We would like to draw attention, in particular, to the continued remanding to prison of children who remain unconvicted of any crime, the majority of whom do not subsequently receive a custodial sentence. They are held in conditions which are significantly worse than any sentenced prisoner; locked up for 23 hours per day, denied proper access to education and health care, without recourse to the basic protection afforded under the Children Act 1989.
In 1991 the Conservative government pledged to remove remanded 15- and 16-year-old children from the prison system but failed to honour this commitment, and the numbers of children held on remand have doubled, with over 2,000 boys being remanded to custody each year. The Crime and Disorder Act signals the end of that commitment, with courts being allowed to send a boy of 15 or 16 to secure accommodation only where they are deemed to be "vulnerable" within a restrictive definition supplied by the Act and where a vacancy exists within a secure unit. Having read Professor Pritchard's eloquent description of custody the question is, surely, which child is not vulnerable in these circumstances?

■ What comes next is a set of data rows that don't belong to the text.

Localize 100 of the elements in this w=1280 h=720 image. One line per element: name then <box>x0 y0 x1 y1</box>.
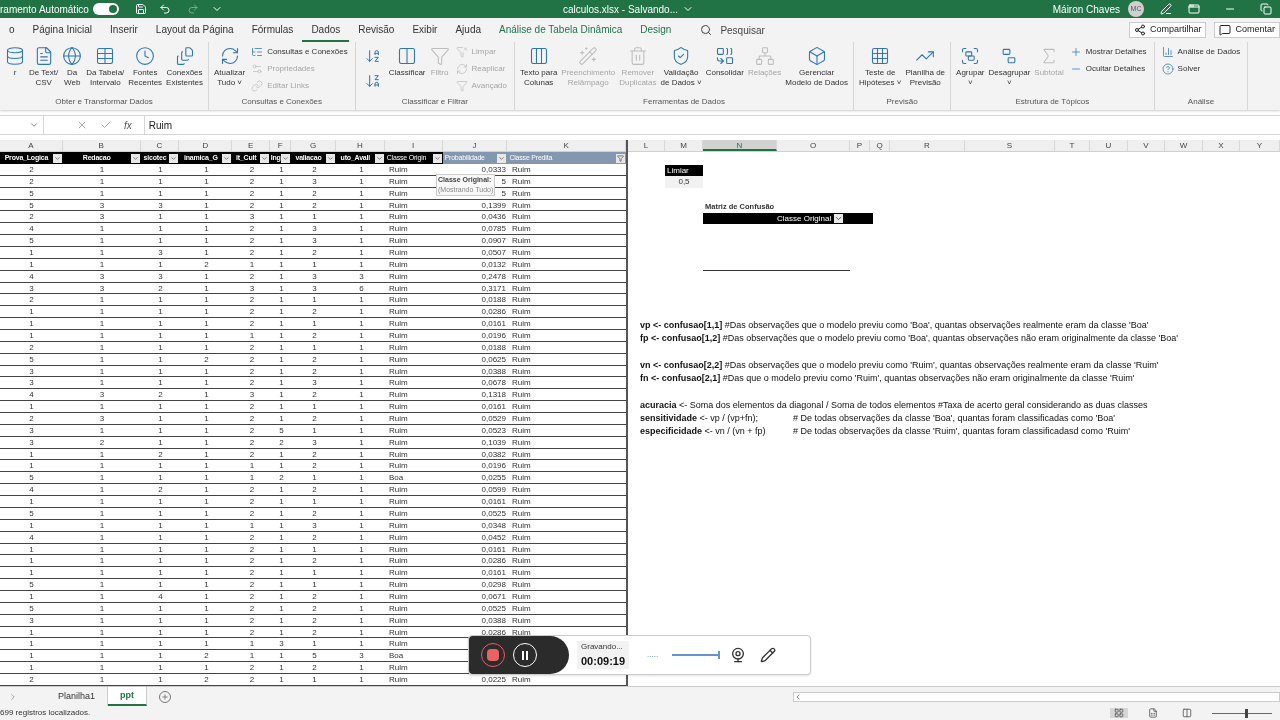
ribbon-button[interactable]: r <box>3 42 27 78</box>
ribbon-action-button[interactable]: Compartilhar <box>1128 22 1207 38</box>
table-cell: 2 <box>249 603 255 613</box>
column-header[interactable]: B <box>62 140 141 151</box>
menu-tab[interactable]: Análise de Tabela Dinâmica <box>490 18 632 42</box>
cancel-icon[interactable] <box>76 119 88 131</box>
table-cell: 5 <box>29 473 34 483</box>
column-header[interactable]: X <box>1203 140 1240 151</box>
filter-button[interactable] <box>52 153 62 163</box>
filter-button[interactable] <box>169 153 179 163</box>
filter-button[interactable] <box>834 214 844 224</box>
menu-tab[interactable]: Inserir <box>101 18 147 42</box>
filter-button[interactable] <box>281 153 291 163</box>
table-cell: Ruim <box>389 639 408 649</box>
column-header[interactable]: R <box>890 140 965 151</box>
ribbon-button[interactable]: Texto para Colunas <box>518 42 560 88</box>
column-header[interactable]: S <box>965 140 1055 151</box>
filter-button[interactable] <box>260 153 270 163</box>
table-cell: 1 <box>279 165 284 174</box>
table-cell: 1 <box>312 425 317 435</box>
slider-thumb[interactable] <box>1245 708 1248 718</box>
ribbon-button[interactable]: Conexões Existentes <box>164 42 205 88</box>
ribbon-button[interactable]: Desagrupar ˅ <box>986 42 1033 88</box>
table-cell: Ruim <box>389 580 408 590</box>
ribbon-button[interactable]: Consolidar <box>703 42 746 78</box>
filter-button[interactable] <box>432 153 442 163</box>
menu-tab[interactable]: Layout da Página <box>146 18 243 42</box>
column-header[interactable]: A <box>0 140 63 151</box>
ribbon-button[interactable]: Validação de Dados ˅ <box>658 42 704 88</box>
search-field[interactable]: Pesquisar <box>700 22 765 38</box>
ribbon-button[interactable]: Da Tabela/ Intervalo <box>84 42 127 88</box>
ribbon-button[interactable]: Da Web <box>60 42 85 88</box>
ribbon-button[interactable]: De Text/ CSV <box>27 42 61 88</box>
ribbon-button[interactable]: Fontes Recentes <box>126 42 165 88</box>
filter-button[interactable] <box>222 153 232 163</box>
menu-tab[interactable]: Fórmulas <box>242 18 303 42</box>
webcam-icon[interactable] <box>730 647 747 663</box>
ribbon-button[interactable]: Classificar <box>386 42 428 78</box>
table-cell: 1 <box>279 461 284 471</box>
function-label[interactable]: fx <box>124 117 132 133</box>
undo-icon[interactable] <box>158 3 171 15</box>
filter-button[interactable] <box>374 153 384 163</box>
column-header[interactable]: I <box>384 140 443 151</box>
menu-tab[interactable]: Design <box>631 18 681 42</box>
column-header[interactable]: Q <box>870 140 890 151</box>
menu-tab[interactable]: Dados <box>302 18 350 42</box>
column-header[interactable]: Y <box>1240 140 1280 151</box>
table-cell: 0,0785 <box>481 224 506 234</box>
column-header[interactable]: C <box>140 140 180 151</box>
menu-tab[interactable]: Página Inicial <box>23 18 102 42</box>
menu-tab[interactable]: Exibir <box>403 18 447 42</box>
column-header[interactable]: L <box>628 140 665 151</box>
table-cell: 1 <box>204 639 209 649</box>
menu-tab[interactable]: Ajuda <box>446 18 490 42</box>
ribbon-button[interactable]: Solver <box>1161 63 1241 75</box>
column-header[interactable]: K <box>507 140 626 151</box>
table-cell: Ruim <box>389 295 408 305</box>
pen-icon[interactable] <box>1160 3 1172 15</box>
ribbon-button[interactable]: Consultas e Conexões <box>251 46 348 58</box>
restore-icon[interactable] <box>1260 3 1272 15</box>
column-header[interactable]: W <box>1165 140 1203 151</box>
column-header[interactable]: O <box>777 140 850 151</box>
ribbon-button[interactable]: Agrupar ˅ <box>954 42 987 88</box>
table-cell: 2 <box>249 176 255 186</box>
table-cell: 1 <box>204 283 209 293</box>
ribbon-button[interactable]: Mostrar Detalhes <box>1069 46 1147 58</box>
column-header[interactable]: N <box>703 140 777 151</box>
menu-tab[interactable]: o <box>0 18 24 42</box>
volume-slider-icon[interactable] <box>672 651 721 659</box>
enter-icon[interactable] <box>100 119 112 131</box>
column-header[interactable]: D <box>179 140 233 151</box>
horizontal-scrollbar[interactable] <box>792 691 1280 702</box>
column-header[interactable]: T <box>1055 140 1090 151</box>
column-header[interactable]: F <box>270 140 292 151</box>
view-button[interactable] <box>1110 708 1128 718</box>
ribbon-button[interactable]: Atualizar Tudo ˅ <box>212 42 248 88</box>
ribbon-button[interactable]: Ocultar Detalhes <box>1069 63 1147 75</box>
ribbon-button[interactable]: Planilha de Previsão <box>903 42 948 88</box>
ribbon-button[interactable]: Teste de Hipóteses ˅ <box>857 42 904 88</box>
window-icon[interactable] <box>1188 3 1200 15</box>
ribbon-button[interactable]: Gerenciar Modelo de Dados <box>783 42 850 88</box>
sheet-tab[interactable]: ppt <box>107 687 147 706</box>
autosave-toggle[interactable] <box>92 3 119 15</box>
formula-input[interactable]: Ruim <box>143 116 1280 134</box>
column-header[interactable]: V <box>1128 140 1165 151</box>
column-header[interactable]: J <box>442 140 508 151</box>
table-cell: Ruim <box>512 508 531 518</box>
pencil-icon[interactable] <box>760 647 777 663</box>
column-header[interactable]: H <box>335 140 385 151</box>
filter-button[interactable] <box>130 153 140 163</box>
column-header[interactable]: U <box>1090 140 1128 151</box>
column-header[interactable]: G <box>291 140 336 151</box>
ribbon-button[interactable]: Análise de Dados <box>1161 46 1241 58</box>
ribbon-action-button[interactable]: Comentar <box>1214 22 1280 38</box>
menu-tab[interactable]: Revisão <box>349 18 404 42</box>
column-header[interactable]: E <box>232 140 271 151</box>
column-header[interactable]: P <box>850 140 870 151</box>
filter-button[interactable] <box>325 153 335 163</box>
table-cell: 0,0196 <box>481 461 506 471</box>
save-icon[interactable] <box>134 3 147 15</box>
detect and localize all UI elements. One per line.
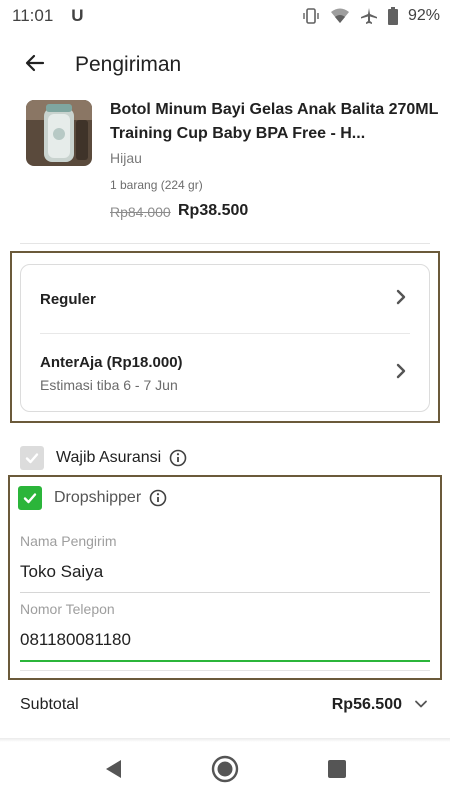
courier-label: AnterAja (Rp18.000): [40, 354, 183, 371]
divider: [20, 243, 430, 244]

The Children's Society Remand Rescue Initiative attempts to find alternatives for children to a custodial remand. Unfortunately, the lack of spaces in secure accommodation and the limited availability of bail support and remand fostering schemes hamper our success. In addition, the Government's failure to challenge the prevailing attitude that "prison works" does little to help the situation. We believe that it is time for the Government to admit that prison is an expensive, ineffective and dangerous environment for children and renew its commitment to removing this group of children from prison custody.